12 novembre 1890 Le cardinal Lavigerie fait avancer d’un petit pas l’Eglise catholique, du royalisme vers l’acceptation de la république

mercredi 20 janvier 2016.
 

Depuis le début du 19ème siècle, la papauté et toute l’Eglise catholique mènent une bataille idéologique systématique pour le rétablissement des royautés.
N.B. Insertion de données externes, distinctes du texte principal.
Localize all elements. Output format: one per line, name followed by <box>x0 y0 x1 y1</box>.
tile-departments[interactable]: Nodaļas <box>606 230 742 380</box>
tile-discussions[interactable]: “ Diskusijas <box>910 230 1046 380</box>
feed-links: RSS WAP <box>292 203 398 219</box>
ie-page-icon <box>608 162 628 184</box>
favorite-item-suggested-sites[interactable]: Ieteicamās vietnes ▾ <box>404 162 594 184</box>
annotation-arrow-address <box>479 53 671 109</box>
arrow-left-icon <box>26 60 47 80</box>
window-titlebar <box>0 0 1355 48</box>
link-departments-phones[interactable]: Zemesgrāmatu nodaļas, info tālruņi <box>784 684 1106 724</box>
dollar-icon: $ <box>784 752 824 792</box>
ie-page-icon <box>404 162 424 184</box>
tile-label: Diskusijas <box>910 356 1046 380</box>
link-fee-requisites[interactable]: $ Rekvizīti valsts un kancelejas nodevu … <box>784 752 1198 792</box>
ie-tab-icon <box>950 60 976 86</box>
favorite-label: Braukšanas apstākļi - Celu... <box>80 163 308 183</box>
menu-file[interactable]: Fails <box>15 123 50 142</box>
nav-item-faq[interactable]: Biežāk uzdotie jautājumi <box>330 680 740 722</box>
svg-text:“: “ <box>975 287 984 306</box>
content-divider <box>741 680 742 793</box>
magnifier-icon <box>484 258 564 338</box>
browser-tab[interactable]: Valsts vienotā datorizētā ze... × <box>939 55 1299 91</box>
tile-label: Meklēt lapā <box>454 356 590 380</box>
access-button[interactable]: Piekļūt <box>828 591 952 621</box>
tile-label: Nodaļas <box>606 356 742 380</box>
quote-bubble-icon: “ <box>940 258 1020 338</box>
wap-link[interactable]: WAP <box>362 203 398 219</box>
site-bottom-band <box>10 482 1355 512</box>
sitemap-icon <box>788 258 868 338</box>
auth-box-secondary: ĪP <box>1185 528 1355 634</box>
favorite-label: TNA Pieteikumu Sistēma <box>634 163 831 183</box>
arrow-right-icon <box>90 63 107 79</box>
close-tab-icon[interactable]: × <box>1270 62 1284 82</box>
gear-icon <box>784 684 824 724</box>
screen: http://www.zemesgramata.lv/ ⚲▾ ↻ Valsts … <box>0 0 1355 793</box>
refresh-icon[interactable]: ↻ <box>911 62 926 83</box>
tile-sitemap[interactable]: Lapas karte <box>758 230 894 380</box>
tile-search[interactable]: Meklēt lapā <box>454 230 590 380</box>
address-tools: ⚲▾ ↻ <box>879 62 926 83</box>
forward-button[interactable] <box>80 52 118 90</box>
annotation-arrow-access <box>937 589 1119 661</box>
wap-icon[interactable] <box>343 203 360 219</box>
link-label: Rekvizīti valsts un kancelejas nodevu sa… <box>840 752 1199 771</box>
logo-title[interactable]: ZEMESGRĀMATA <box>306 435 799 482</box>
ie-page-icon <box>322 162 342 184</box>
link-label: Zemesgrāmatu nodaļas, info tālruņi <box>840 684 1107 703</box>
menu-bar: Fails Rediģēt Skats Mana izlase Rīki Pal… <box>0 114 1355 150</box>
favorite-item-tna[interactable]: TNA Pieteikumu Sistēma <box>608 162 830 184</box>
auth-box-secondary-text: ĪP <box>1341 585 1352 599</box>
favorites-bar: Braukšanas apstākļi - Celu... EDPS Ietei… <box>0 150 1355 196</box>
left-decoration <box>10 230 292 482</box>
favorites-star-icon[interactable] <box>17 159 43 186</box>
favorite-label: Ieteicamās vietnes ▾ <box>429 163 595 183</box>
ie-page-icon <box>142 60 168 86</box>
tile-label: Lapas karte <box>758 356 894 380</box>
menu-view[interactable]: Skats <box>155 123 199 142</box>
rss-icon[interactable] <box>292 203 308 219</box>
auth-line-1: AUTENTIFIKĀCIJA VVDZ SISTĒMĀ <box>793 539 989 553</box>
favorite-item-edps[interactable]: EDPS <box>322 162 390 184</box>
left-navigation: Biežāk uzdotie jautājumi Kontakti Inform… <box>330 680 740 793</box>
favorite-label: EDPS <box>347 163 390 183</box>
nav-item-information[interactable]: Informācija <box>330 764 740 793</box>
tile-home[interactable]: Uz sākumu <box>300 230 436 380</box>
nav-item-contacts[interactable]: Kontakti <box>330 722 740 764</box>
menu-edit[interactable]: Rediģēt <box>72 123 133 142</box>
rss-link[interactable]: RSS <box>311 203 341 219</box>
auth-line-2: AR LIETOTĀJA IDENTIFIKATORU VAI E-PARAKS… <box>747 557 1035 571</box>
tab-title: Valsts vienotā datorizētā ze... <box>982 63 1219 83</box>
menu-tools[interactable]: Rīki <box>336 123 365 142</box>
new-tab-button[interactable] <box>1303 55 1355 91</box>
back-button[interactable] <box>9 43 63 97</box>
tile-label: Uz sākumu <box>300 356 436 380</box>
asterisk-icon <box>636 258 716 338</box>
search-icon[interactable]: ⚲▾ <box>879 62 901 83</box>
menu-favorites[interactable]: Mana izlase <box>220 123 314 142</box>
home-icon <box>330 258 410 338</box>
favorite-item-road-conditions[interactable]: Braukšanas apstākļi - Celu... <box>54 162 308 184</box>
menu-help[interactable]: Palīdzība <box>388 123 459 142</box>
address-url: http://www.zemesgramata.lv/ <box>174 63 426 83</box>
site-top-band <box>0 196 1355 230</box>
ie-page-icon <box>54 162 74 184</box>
Monseigneur Lavigerie pense de même.

Cependant, de 1870 à 1890, la société française évolue tout autrement :

* les citoyens se prononcent de plus en plus massivement pour les candidats républicains et un véritable mouvement de masse se construit par les "comités républicains". Les élections municipales du printemps 1890 viennent de le confirmer.

* les royalistes se ridiculisent par leurs divisions. Leur soutien au général Boulanger s’est terminé également dans le ridicule.

En 1890, la plupart des prélats français sont des royalistes bornés et limités dans leur compréhension de l’évolution de la société. Certains d’entre eux, dont Lavigerie (déjà distant vis à vis de l’ultramontanisme intransigeant), comprennent que l’action antirépublicaine de l’Eglise contribue fortement à une radicalisation de la gauche avec le risque de plus en plus concret d’une alliance entre d’une part les républicains comme Clémenceau et d’autre part les socialistes. Or, l’Eglise considère cela comme un danger bien plus important que la république bourgeoise.

Tout en restant royaliste de coeur et de conviction, le cardinal d’Alger Charles Martial Lavigerie comprend l’intérêt d’un compromis de fait entre l’Eglise et les républicains "opportunistes" représentant une majorité de la bourgeoisie grande et moyenne.

Au même moment, le pape Léon XIII a évolué de la même façon.

Au même moment aussi, les républicains opportunistes sont en position de faiblesse en raison de la poussée ouvrière et du scandale de Panama. Ils prêtent l’oreille dès 1889 aux propos discrets du cardinal d’Alger.

Le 12 novembre 1890, Monseigneur Lavigerie profite d’un toast en présence de notabilités de l’armée et de l’administration pour marquer publiquement l’acceptation du cadre politique républicain.

L’union, en présence de ce passé qui saigne encore, de l’avenir qui menace toujours, est en ce moment, en effet, notre besoin suprême. L’union est aussi, laissez-moi vous le dire, le premier vœu de l’Église et de ses Pasteurs à tous les degrés de la hiérarchie.Sans doute, Elle ne nous demande de renoncer ni au souvenir des gloires du passé, ni aux sentiments de fidélité et de reconnaissance qui honorent tous les hommes. Mais quand la volonté d’un peuple s’est nettement affirmée ; que la forme d’un gouvernement n’a rien en soi de contraire, comme le proclamait dernièrement Léon XIII, aux principes qui seuls peuvent faire vivre les nations chrétiennes et civilisées ; lorsqu’il faut, pour arracher enfin son pays aux abîmes qui le menacent, l’adhésion, sans arrière-pensée, à cette forme de gouvernement, le moment vient de déclarer enfin l’épreuve faite, et, pour mettre un terme à nos divisions, de sacrifier tout ce que la conscience et l’honneur permettent, ordonnent à chacun de nous de sacrifier pour le salut de la patrie.

C’est ce que j’enseigne autour de moi ; c’est ce que je souhaite de voir enseigner en France par tout notre clergé, et en parlant ainsi je suis certain de n’être point désavoué par aucune voix autorisée.